Ischial technique: The attachments of the hamstrings to the ischia are very important. Check to see if the ischia are too close together, or if they are spread too much. If they are too close spread them by checking the attachments on the medial side of the ischium. Use elbows on the hamstrings and the ischium, with the patient on his back and his knees pulled up under his chin. Also spread the ischia with the thumbs and fingers by pulling laterally on the tight muscular attachments. Go [to] the attachments of the hamstrings at the knee and use thumb, knuckle and elbow to relax them. Use the elbow on the rectus femoris just above the knee and just below the anterior superior spine. Loosen near the tendinous attachments. Just above the knee are some horizontal or oblique bands that encircle the leg. They must be stretched and loosened.

Rib technique: The upper ribs may be being held by tie-ups under the scapula or in the axilla, also raise on both ends of the ribs, front and back while the patient extends his head and takes a deep breath to break it out of the stuck area. Also the area of the clavicle and shoulder girdle muscles must be cleared to raise the ribs. When any area sticks too long try the sacrum. Drag down on the sacrum and lengthen this area and you may get help to turn loose all areas, even the neck.

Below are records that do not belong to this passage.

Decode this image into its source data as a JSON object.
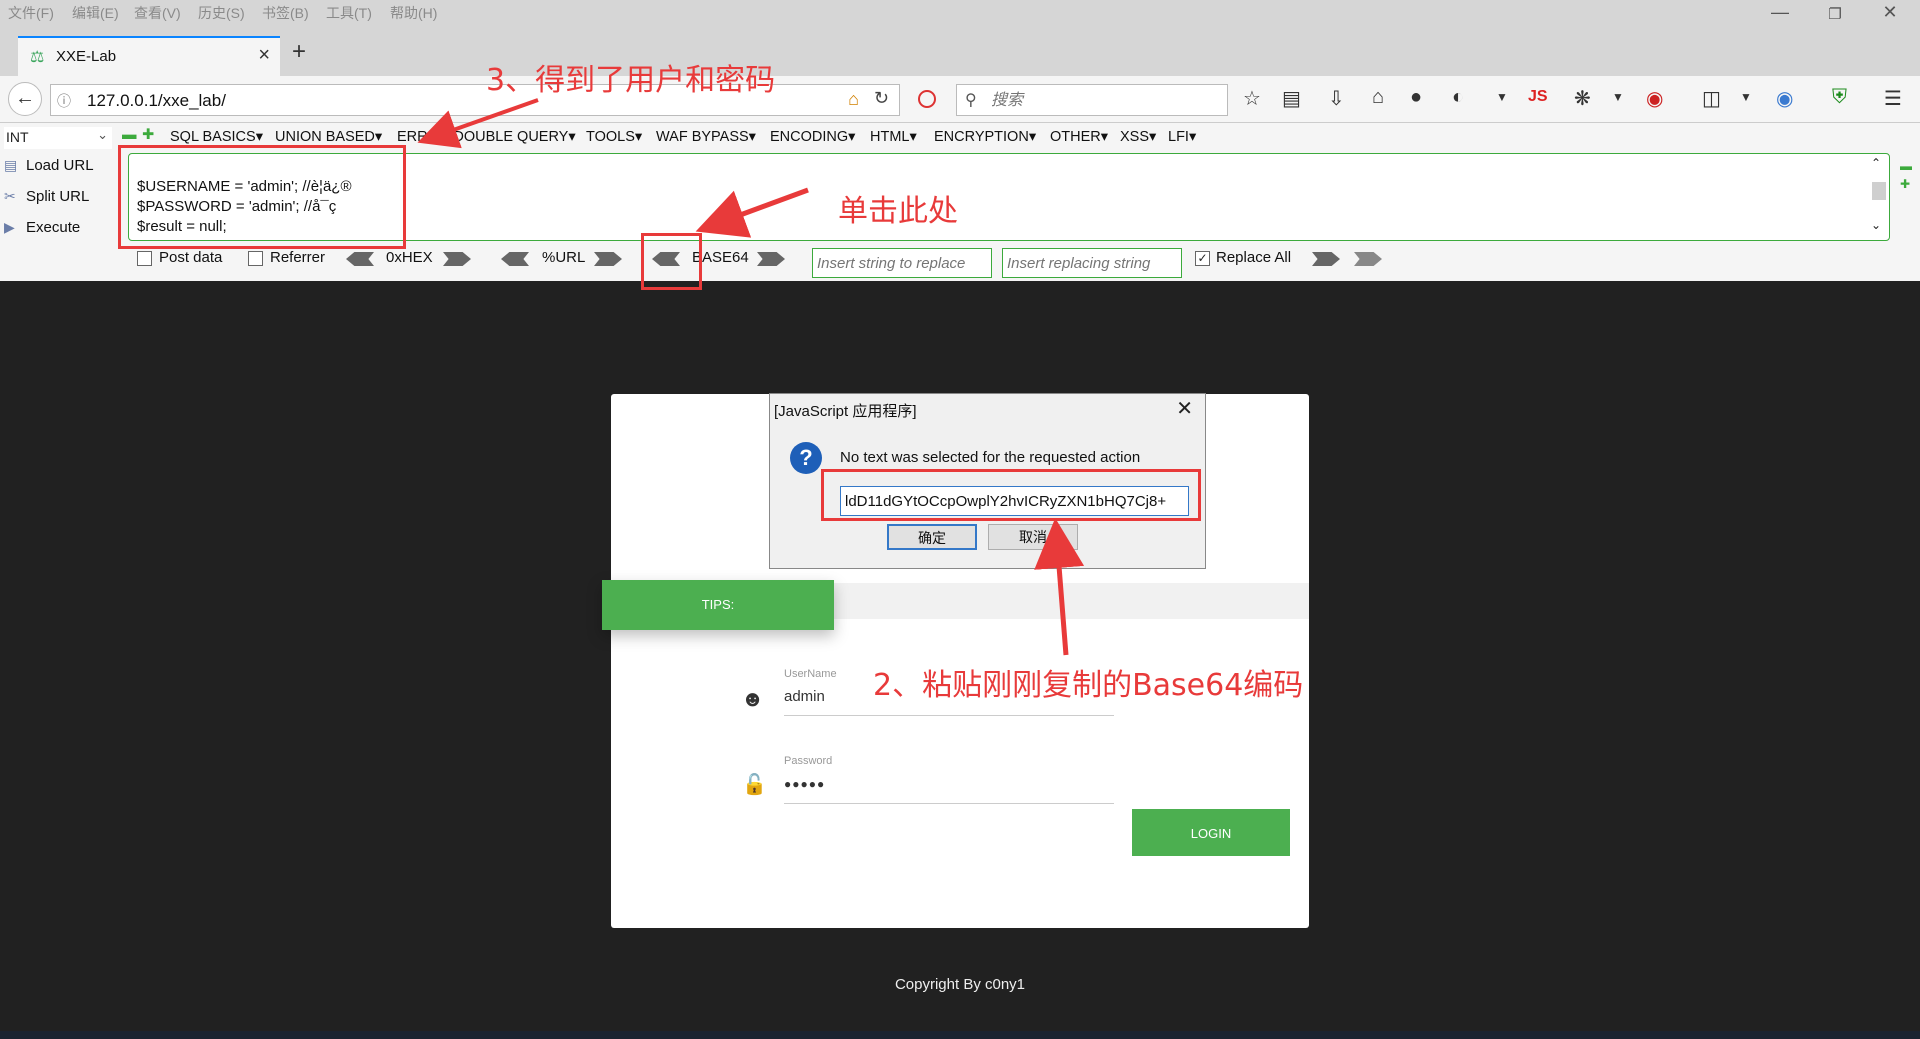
{
  "menubar": {
    "items": [
      "文件(F)",
      "编辑(E)",
      "查看(V)",
      "历史(S)",
      "书签(B)",
      "工具(T)",
      "帮助(H)"
    ]
  },
  "tab": {
    "title": "XXE-Lab"
  },
  "navbar": {
    "url": "127.0.0.1/xxe_lab/",
    "search_placeholder": "搜索"
  },
  "hackbar": {
    "select_value": "INT",
    "menu": [
      "SQL BASICS",
      "UNION BASED",
      "ERROR/DOUBLE QUERY",
      "TOOLS",
      "WAF BYPASS",
      "ENCODING",
      "HTML",
      "ENCRYPTION",
      "OTHER",
      "XSS",
      "LFI"
    ],
    "side": [
      "Load URL",
      "Split URL",
      "Execute"
    ],
    "text_lines": [
      "$USERNAME = 'admin'; //è¦ä¿®",
      "$PASSWORD = 'admin'; //å¯ç",
      "$result = null;"
    ],
    "post_data": "Post data",
    "referrer": "Referrer",
    "hex": "0xHEX",
    "url": "%URL",
    "base64": "BASE64",
    "replace_placeholder": "Insert string to replace",
    "replacing_placeholder": "Insert replacing string",
    "replace_all": "Replace All"
  },
  "login": {
    "tips": "TIPS:",
    "username_label": "UserName",
    "username_value": "admin",
    "password_label": "Password",
    "password_value": "●●●●●",
    "login_button": "LOGIN",
    "copyright": "Copyright By c0ny1"
  },
  "dialog": {
    "title": "[JavaScript 应用程序]",
    "message": "No text was selected for the requested action",
    "input_value": "ldD11dGYtOCcpOwplY2hvICRyZXN1bHQ7Cj8+",
    "ok": "确定",
    "cancel": "取消"
  },
  "annotations": {
    "step3": "3、得到了用户和密码",
    "click_here": "单击此处",
    "step2": "2、粘贴刚刚复制的Base64编码"
  },
  "colors": {
    "accent_red": "#e83a3a",
    "green": "#4caf50",
    "page_bg": "#212121"
  }
}
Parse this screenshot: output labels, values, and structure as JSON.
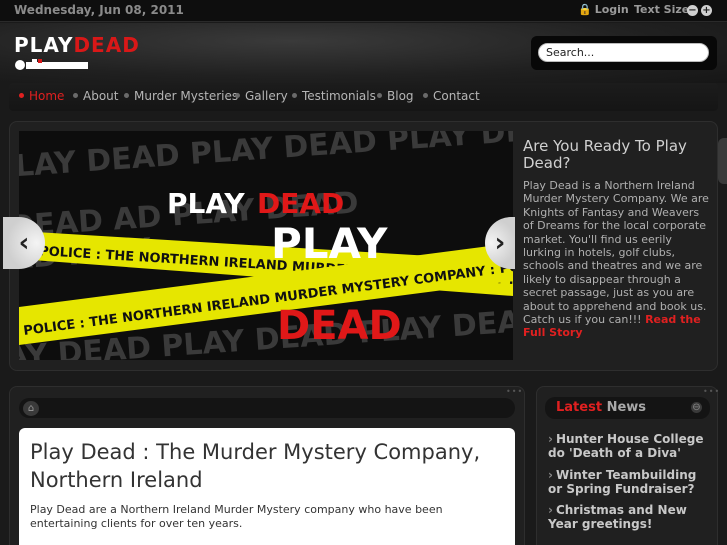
{
  "topbar": {
    "date": "Wednesday, Jun 08, 2011",
    "login_label": "Login",
    "text_size_label": "Text Size",
    "decrease_symbol": "−",
    "increase_symbol": "+"
  },
  "brand": {
    "logo_play": "PLAY",
    "logo_dead": "DEAD"
  },
  "search": {
    "value": "Search..."
  },
  "nav": {
    "items": [
      "Home",
      "About",
      "Murder Mysteries",
      "Gallery",
      "Testimonials",
      "Blog",
      "Contact"
    ],
    "active_index": 0
  },
  "slider": {
    "banner_word_1": "PLAY",
    "banner_word_2": "DEAD",
    "tape_text": "POLICE : THE NORTHERN IRELAND MURDER MYSTERY COMPANY : POLICE",
    "prev_symbol": "‹",
    "next_symbol": "›"
  },
  "hero": {
    "title": "Are You Ready To Play Dead?",
    "body": "Play Dead is a Northern Ireland Murder Mystery Company. We are Knights of Fantasy and Weavers of Dreams for the local corporate market.  You'll find us eerily lurking in hotels, golf clubs, schools and theatres and we are likely to disappear through a secret passage, just as you are about to apprehend and book us. Catch us if you can!!!",
    "more_link": "Read the Full Story"
  },
  "article": {
    "title": "Play Dead : The Murder Mystery Company, Northern Ireland",
    "paragraph_1": "Play Dead are a Northern Ireland Murder Mystery company who have been entertaining clients for over ten years."
  },
  "news": {
    "title_highlight": "Latest",
    "title_rest": "News",
    "items": [
      "Hunter House College do 'Death of a Diva'",
      "Winter Teambuilding or Spring Fundraiser?",
      "Christmas and New Year greetings!"
    ]
  },
  "colors": {
    "accent": "#e02020",
    "tape": "#e6e600",
    "background": "#1a1a1a"
  }
}
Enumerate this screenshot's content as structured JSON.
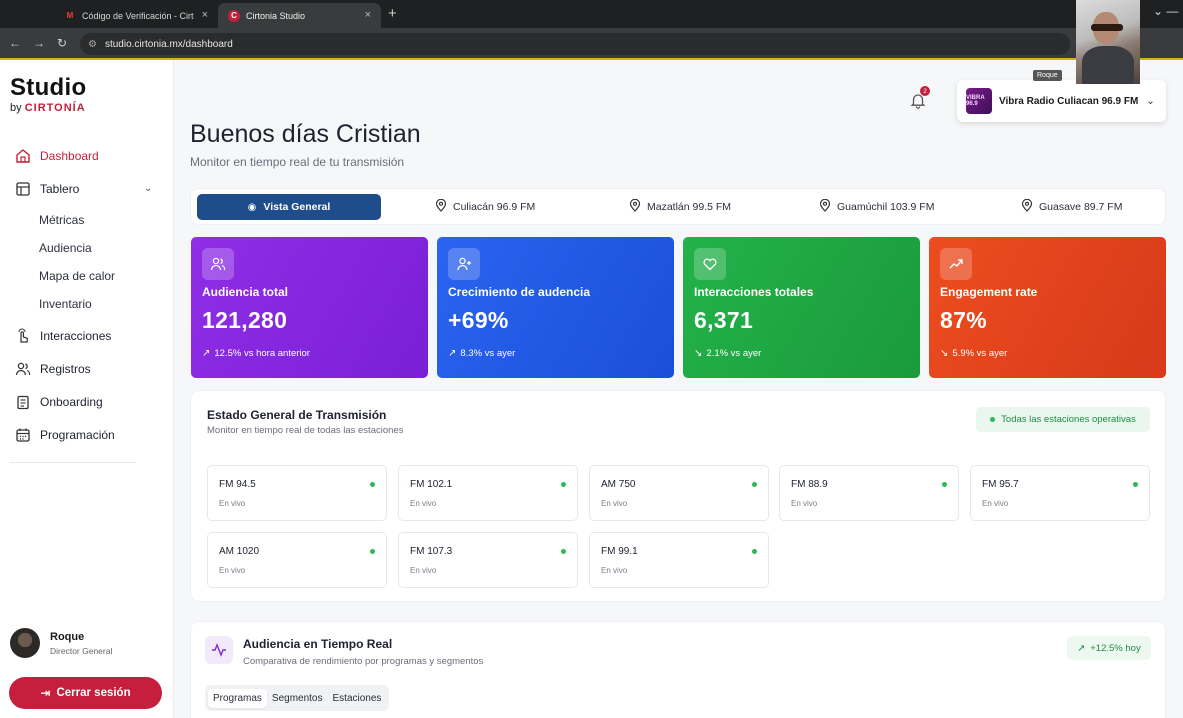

Neck technique: As the superficial structures of the neck are loosened, and the deeper more fibrous ones become apparent, you may have to spend an entire hour sometime to get the neck coordinating with the other parts of the body. Go from side to side many times, so as not to carry either one side of the neck too far in advance of the other side, in that way you can go in further and keep a better balance. Always keep the ligamentum nuchae long enough to let the other structures fall back. Try to get equal pulls on the two sides where the ligamentum nuchae attaches to the occiput. Sometimes distant areas in the body will not turn loose because of bunched and hardened fibers along the occipital ridge. If that is the case these will have to be freed and loosened before further progress can be made.

Arm exercises:(Children especially) Patient on back, extend arms horizontally at sides. Bring hands together in front of face, full length, with thumbs touching, then return arms to floor. Now raise hands and touch little fingers together. Return arms to floor. Now put the backs of the hands together and return arms to floor.